There are lots of nice details in here, too, like the 9-year-old in Charlotte, N.C., who found out that library branches might start closing and donated $595 in lemonade-stand earnings to help keep them open.

While the tale is sweet, the shock in Charlotte sure isn’t:

“People are asking, ‘We’re Charlotte, North Carolina. We’re big banks. How did we get like this?’ ” says county budget director Hyong Yi. The answer is rooted in that once booming economy. As Charlotte burgeoned, the county approved $1.5 billion in bonds to build a new courthouse and new schools, expand its jails, improve its parks and — irony alert — open state-of-the-art libraries. Then the recession hit. Local unemployment rose to 11.7% in January — twice what it was two years earlier.
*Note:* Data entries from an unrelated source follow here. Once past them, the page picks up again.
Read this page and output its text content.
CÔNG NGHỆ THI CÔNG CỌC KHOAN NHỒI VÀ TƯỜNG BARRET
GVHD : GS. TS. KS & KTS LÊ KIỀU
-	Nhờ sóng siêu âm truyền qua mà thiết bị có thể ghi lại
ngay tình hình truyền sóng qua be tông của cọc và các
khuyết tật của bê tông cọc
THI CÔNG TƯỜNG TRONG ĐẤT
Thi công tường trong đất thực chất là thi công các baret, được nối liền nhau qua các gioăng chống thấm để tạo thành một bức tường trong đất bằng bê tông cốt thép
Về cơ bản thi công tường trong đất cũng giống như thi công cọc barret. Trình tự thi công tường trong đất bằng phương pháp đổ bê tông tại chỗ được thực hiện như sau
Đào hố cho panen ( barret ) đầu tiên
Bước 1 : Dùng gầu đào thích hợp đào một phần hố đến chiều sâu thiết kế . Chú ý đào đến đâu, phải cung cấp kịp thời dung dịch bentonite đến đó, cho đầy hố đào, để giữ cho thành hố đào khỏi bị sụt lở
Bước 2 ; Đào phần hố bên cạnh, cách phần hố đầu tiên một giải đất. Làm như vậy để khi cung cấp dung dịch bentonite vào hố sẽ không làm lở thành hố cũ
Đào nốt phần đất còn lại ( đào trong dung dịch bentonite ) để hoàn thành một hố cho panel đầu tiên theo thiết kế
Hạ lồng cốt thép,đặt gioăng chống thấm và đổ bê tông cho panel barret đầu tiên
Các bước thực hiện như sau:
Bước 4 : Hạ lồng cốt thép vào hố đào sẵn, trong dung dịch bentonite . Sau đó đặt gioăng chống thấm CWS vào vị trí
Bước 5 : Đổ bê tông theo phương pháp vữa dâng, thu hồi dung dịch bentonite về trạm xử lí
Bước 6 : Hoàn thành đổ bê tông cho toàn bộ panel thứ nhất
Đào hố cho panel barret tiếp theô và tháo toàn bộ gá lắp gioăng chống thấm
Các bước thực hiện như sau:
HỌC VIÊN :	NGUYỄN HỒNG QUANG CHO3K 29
Homes and commercial real estate lost value, which dried up the county’s chief revenue source, property taxes. The result: a 5% reduction in the upcoming budget, $71 million in cuts on top of $76 million in cuts the year before. Losing nearly $150 million in two years — an eternity of lemonade stands won’t fill that hole.

Like unemployment, this is an important story, and one that demands creativity to tell it well. For clues, check out Stateline.org, a project of the Pew Center on the States, which has been doing a lot of good work on the beat.